Re: [RFC 1/1] shiftfs: uid/gid shifting bind mount

ebiederm@xxxxxxxxxxxx (Eric W. Biederman) · Fri, 17 Feb 2017 14:57:49 +1300

James Bottomley <James.Bottomley@xxxxxxxxxxxxxxxxxxxxx> writes:

> On Thu, 2017-02-16 at 11:42 -0500, Vivek Goyal wrote:
>> On Thu, Feb 16, 2017 at 07:51:58AM -0800, James Bottomley wrote:
>> 
>> [..]
>> > > Two levels of checks will simplify this a bit. Top level inode 
>> > > will belong to the user namespace of caller and checks should 
>> > > pass. And mounter's creds will have ownership over the real inode 
>> > > so no additional namespace shifting required there.
>> > 
>> > That's the problem: for a marked mount, they don't.
>> 
>> In this new model it does not fit directly. 
>> 
>> I was playing with a slightly different approach and modified patches 
>> so that real root still does the mounting and takes an mount option
>> which specifies which user namespace we want to shift into. Thanks to 
>> Eric for the idea.
>> 
>> mount -t shiftfs -o userns_fd=<fd> source shifted-fs

> This is a non-starter because it doesn't work for the unprivileged use
> case, which is what I'm really interested in.

But I believe it does.  It just requires a bit more work for in the
shiftfs filesystem above.  It should be perfectly possible with the help
of newuidmap to create a user namespace with the desired mappings.

My understanding is that Vivek started with requiring root to mount the
filesystem only as a simplification during development, and that the
plan is to get the basic use case working and then allow unprivileged
mounting.

> For fully unprivileged
> containers you don't have an orchestration system to ask to build the
> container.  You can get init scripts to set stuff up for you, like the
> marks, but ideally it should just work even without that (so an inode
> flag following project semantics seems really appealing), but after
> that the unprivileged user should be able to build their own
> containers.
>
> As you saw from the reply to Eric, this approach (which I have tried)
> also opens up a whole can of worms for non-FS_USERNS_MOUNT filesystems.
>

>From what I can see we have two cases we care about.
A) A non-default mapping from the filesystem to the rest of the system
   and roughly s_user_ns provides that but we need a review of the
   filesystems to make certain something has not been forgotten.

B) A filesystem image sitting around in a directory somewhere that
   we want to map differently into different user namespaces while
   using the same files as backing store.

For the second case what is interesting technically is that we want
multiple mappings.  A user namespace appears adequate to specify those
extra mappings (effectively from kuids to kuids).

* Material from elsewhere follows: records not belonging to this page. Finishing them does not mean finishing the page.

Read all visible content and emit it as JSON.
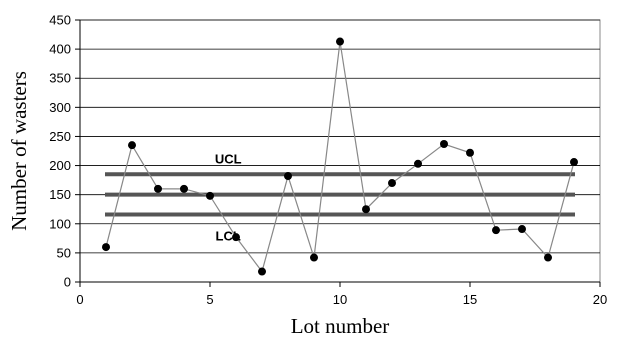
{
  "chart_data": {
    "type": "line",
    "xlabel": "Lot number",
    "ylabel": "Number of wasters",
    "xlim": [
      0,
      20
    ],
    "ylim": [
      0,
      450
    ],
    "x_ticks": [
      0,
      5,
      10,
      15,
      20
    ],
    "y_ticks": [
      0,
      50,
      100,
      150,
      200,
      250,
      300,
      350,
      400,
      450
    ],
    "grid": "horizontal",
    "series": [
      {
        "x": [
          1,
          2,
          3,
          4,
          5,
          6,
          7,
          8,
          9,
          10,
          11,
          12,
          13,
          14,
          15,
          16,
          17,
          18,
          19
        ],
        "values": [
          60,
          235,
          160,
          160,
          148,
          77,
          18,
          182,
          42,
          413,
          125,
          170,
          203,
          237,
          222,
          89,
          91,
          42,
          206
        ]
      }
    ],
    "reference_lines": [
      {
        "label": "UCL",
        "value": 185
      },
      {
        "label": "",
        "value": 150
      },
      {
        "label": "LCL",
        "value": 116
      }
    ],
    "colors": {
      "series_line": "#888888",
      "marker": "#000000",
      "reference_line": "#555555",
      "grid": "#000000",
      "frame": "#888888"
    }
  }
}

So we need something to associate the additional mapping with a
directory tree.  A stackable filesystem with it's own s_user_ns field
appears a very straight forward way to do that.  Especially if it can
figure out how to assert that the underlying filesystem image is
read-only (doesn't overlayfs require that?).  Making the entire stack
read-only.

I don't see a problem with that for unprivileged use (except possibly
the read-only enforcement on the unerlying directory tree).

What Vivek is talking about appears to be perfectly correct.  Performing
the underlying filesystem permission checks as the possibly unprivileged
user who mounted shiftfs.  After performing a set of permission checks
(at the shiftfs level) as the user who is accessing the files.

. . .

I think I am missing something but I completely do not understand that
subthread that says use file marks and perform the work in the vfs.
The problem is that fundamentally we need multiple mappings and I don't
see a mark on a file (even an inherited mark) providing the mapping so I
don't see the point.

Which leaves two possible places to store the extra mapping.  In the
struct mount.  Or in a stacked filesystem super_block.  For a stacked
filesystem I can see where to store the extra translation.  In the upper
filesystems upper inode.   And we can perform the practical permission
check on the upper inode as well.

For a vfs level solution it looks like we would have to change all of
the permission checking code in the kernel to have a special case for
this kind of mapping.  Which does not sound maintainable.

So at the moment I don't think a vfs level solution makes any sense.

And then if you have a stacked filesystem with FS_USERNS_MOUNT set so it
can be mounted by an unprivileged user.   I think it makes sense to
check the mounters creds agains the real inode.  To verify the user that
mounted the filesystem has the permission to perform the desired access.

Which makes only allows the mounter as much permisison as the mounter
would have if they performed the work with fuse instead of a special
in-kernel filesystem.

In a DAC model of the world that makes lots of sense.  I don't know what
actually makes sense in a MAC world.  But I am certain that is something
that can be worked through.

Eric